Complete path integration of a field Consider a theory of two fields $\phi$ and $\chi$ admitting an action $S[\phi, \chi]$ which has both self-interations and mixed interactions. Now, suppose we were to perform the path integral over $\chi$ exactly $$Z[\phi] = \int [\mathcal{D}\chi] e^{-iS[\phi, \chi]}$$
What is then the physical interpretation of $Z[\phi]$? Can we consider $\ln Z[\phi]$ to be some action for $\phi$ field? How is this different from the action obtained by setting $\chi =0$ in the original action $S[\phi, \chi]$? How is the knowledge of $\ln Z[\phi]$ helpful?
 A: What you are describing here is a text book example of ''integrating out fields''.
$\mathcal{Z}[\phi]$ can be considered as a partition function for $\phi$. But really $\mathcal{Z}[\phi]$ is describing a theory where the $\chi$ contributions have been included to all orders.
For example, consider the interaction term in the Lagrangian:
$$\frac{\lambda}{4} \phi^2 \chi^2.$$
This term can contribute at $\mathcal{O}(\lambda^2)$ to the $\phi$ 4-point vertex of the theory with 2 $\chi$ internal lines forming a loop. Integrating out the $\chi$ fields in the path integral would produce a genuine $\phi^4$ term (and others!) in $\mathcal{Z}[\phi]$ whose coefficient take into account all possible contributions from the previous $\chi$ fields.

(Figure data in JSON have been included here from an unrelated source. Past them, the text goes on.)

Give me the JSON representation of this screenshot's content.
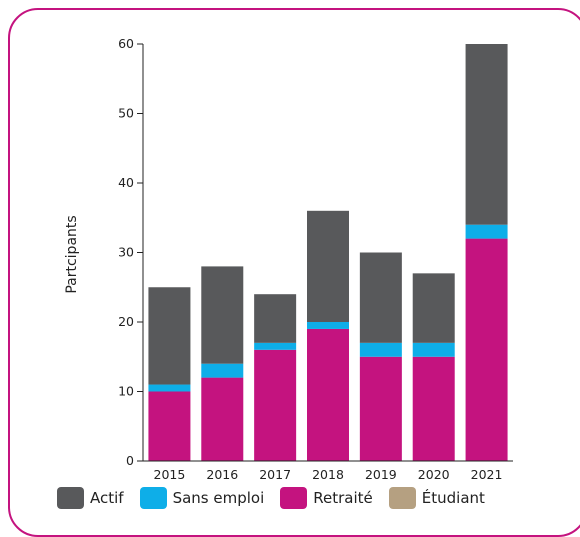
{
  "chart_data": {
    "type": "bar",
    "stacked": true,
    "categories": [
      "2015",
      "2016",
      "2017",
      "2018",
      "2019",
      "2020",
      "2021"
    ],
    "series": [
      {
        "name": "Retraité",
        "color": "#c4137f",
        "values": [
          10,
          12,
          16,
          19,
          15,
          15,
          32
        ]
      },
      {
        "name": "Sans emploi",
        "color": "#0eaee8",
        "values": [
          1,
          2,
          1,
          1,
          2,
          2,
          2
        ]
      },
      {
        "name": "Actif",
        "color": "#58595b",
        "values": [
          14,
          14,
          7,
          16,
          13,
          10,
          26
        ]
      },
      {
        "name": "Étudiant",
        "color": "#b5a081",
        "values": [
          0,
          0,
          0,
          0,
          0,
          0,
          0
        ]
      }
    ],
    "ylabel": "Partcipants",
    "ylim": [
      0,
      60
    ],
    "yticks": [
      0,
      10,
      20,
      30,
      40,
      50,
      60
    ],
    "legend_order": [
      "Actif",
      "Sans emploi",
      "Retraité",
      "Étudiant"
    ],
    "legend_position": "bottom",
    "grid": false
  }
}
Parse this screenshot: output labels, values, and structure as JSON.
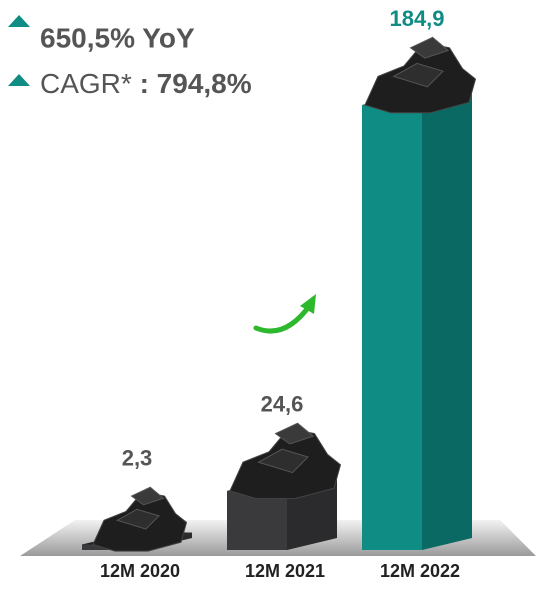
{
  "chart_data": {
    "type": "bar",
    "annotations": [
      "650,5% YoY"
    ],
    "cagr": {
      "label": "CAGR*",
      "value": ": 794,8%"
    },
    "categories": [
      "12M 2020",
      "12M 2021",
      "12M 2022"
    ],
    "values": [
      2.3,
      24.6,
      184.9
    ],
    "value_labels": [
      "2,3",
      "24,6",
      "184,9"
    ],
    "colors": [
      "#3a3a3c",
      "#3a3a3c",
      "#0f8c84"
    ],
    "label_colors": [
      "#555555",
      "#555555",
      "#0f8c84"
    ]
  }
}
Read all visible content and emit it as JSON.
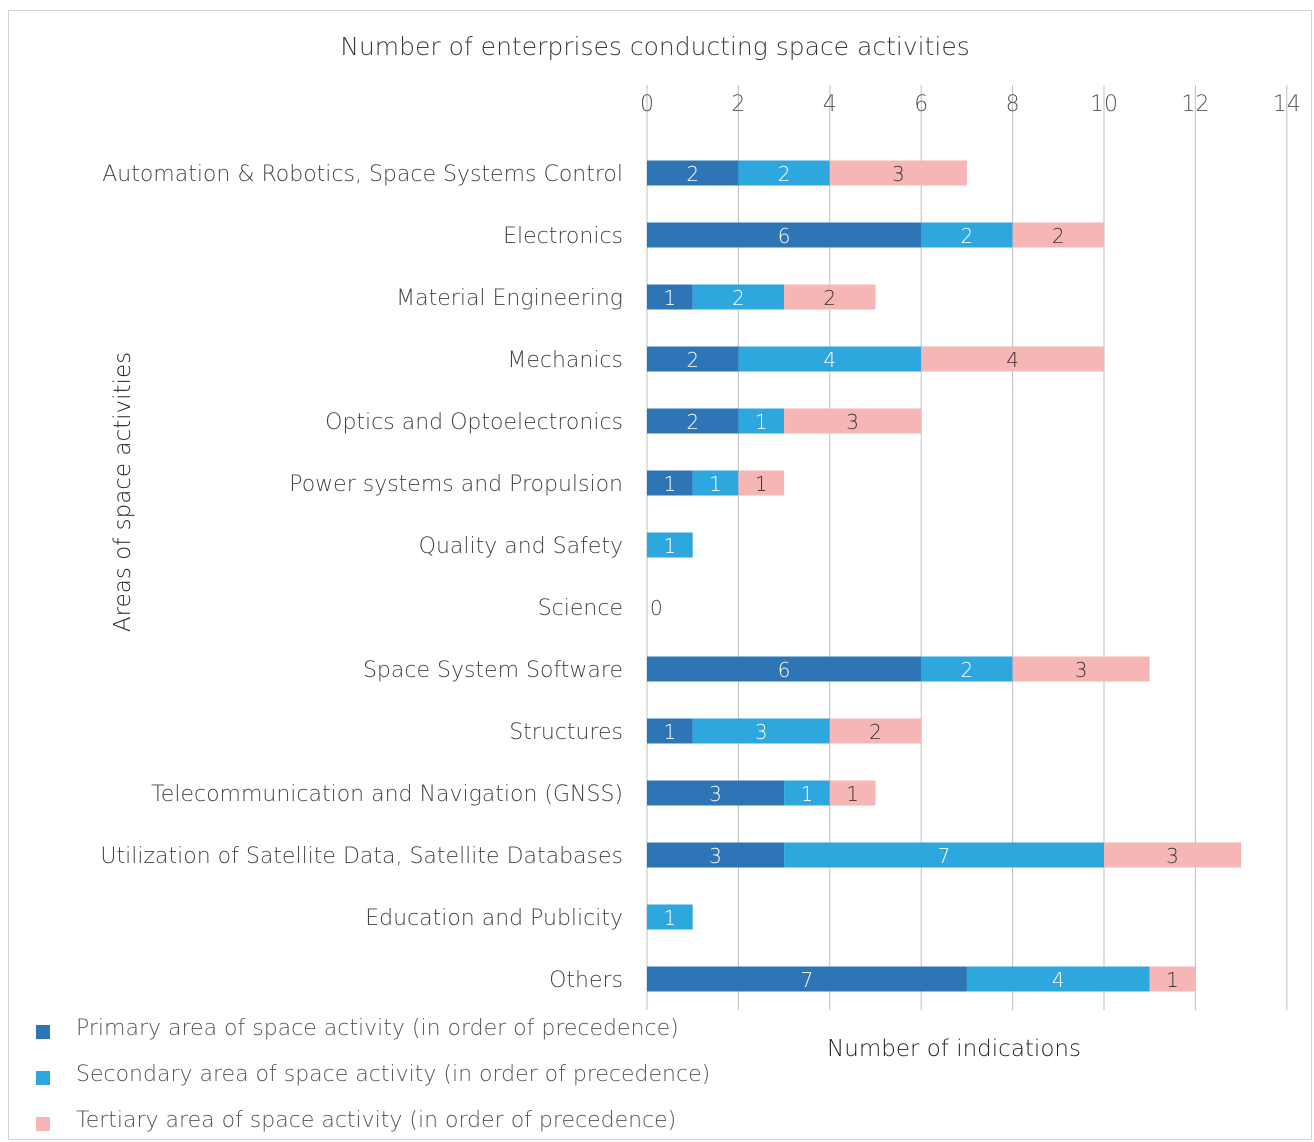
{
  "chart_data": {
    "type": "bar",
    "orientation": "horizontal",
    "stacked": true,
    "title": "Number of enterprises conducting space activities",
    "xlabel": "Number of indications",
    "ylabel": "Areas of space activities",
    "xlim": [
      0,
      14
    ],
    "xticks": [
      0,
      2,
      4,
      6,
      8,
      10,
      12,
      14
    ],
    "grid": "vertical",
    "legend_position": "bottom-left",
    "categories": [
      "Automation & Robotics, Space Systems Control",
      "Electronics",
      "Material Engineering",
      "Mechanics",
      "Optics and Optoelectronics",
      "Power systems and Propulsion",
      "Quality and Safety",
      "Science",
      "Space System Software",
      "Structures",
      "Telecommunication and Navigation (GNSS)",
      "Utilization of Satellite Data, Satellite Databases",
      "Education and Publicity",
      "Others"
    ],
    "series": [
      {
        "name": "Primary area of space activity (in order of precedence)",
        "color": "#2e75b6",
        "label_color": "#ffffff",
        "values": [
          2,
          6,
          1,
          2,
          2,
          1,
          0,
          0,
          6,
          1,
          3,
          3,
          0,
          7
        ]
      },
      {
        "name": "Secondary area of space activity (in order of precedence)",
        "color": "#2ea6de",
        "label_color": "#ffffff",
        "values": [
          2,
          2,
          2,
          4,
          1,
          1,
          1,
          0,
          2,
          3,
          1,
          7,
          1,
          4
        ]
      },
      {
        "name": "Tertiary area of space activity (in order of precedence)",
        "color": "#f7b6b6",
        "label_color": "#333333",
        "values": [
          3,
          2,
          2,
          4,
          3,
          1,
          0,
          0,
          3,
          2,
          1,
          3,
          0,
          1
        ]
      }
    ],
    "zero_labels": [
      "",
      "",
      "",
      "",
      "",
      "",
      "",
      "0",
      "",
      "",
      "",
      "",
      "",
      ""
    ]
  }
}
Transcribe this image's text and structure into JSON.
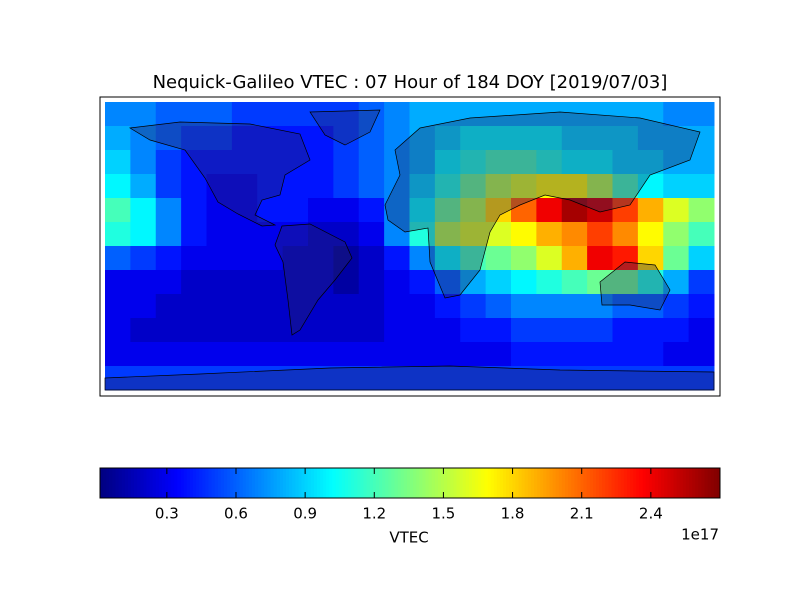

Looking at the above example interaction term you can also see how this is different from setting $\chi=0$ in the action; It's not that we're erasing $\chi$ from the physics, we're repackaging the physics into a new $\mathcal{Z}[\phi]$.
For a more detailed discussion I'd highly recomment looking at David Skinner's AQFT notes, section 2.4.2 on p.27.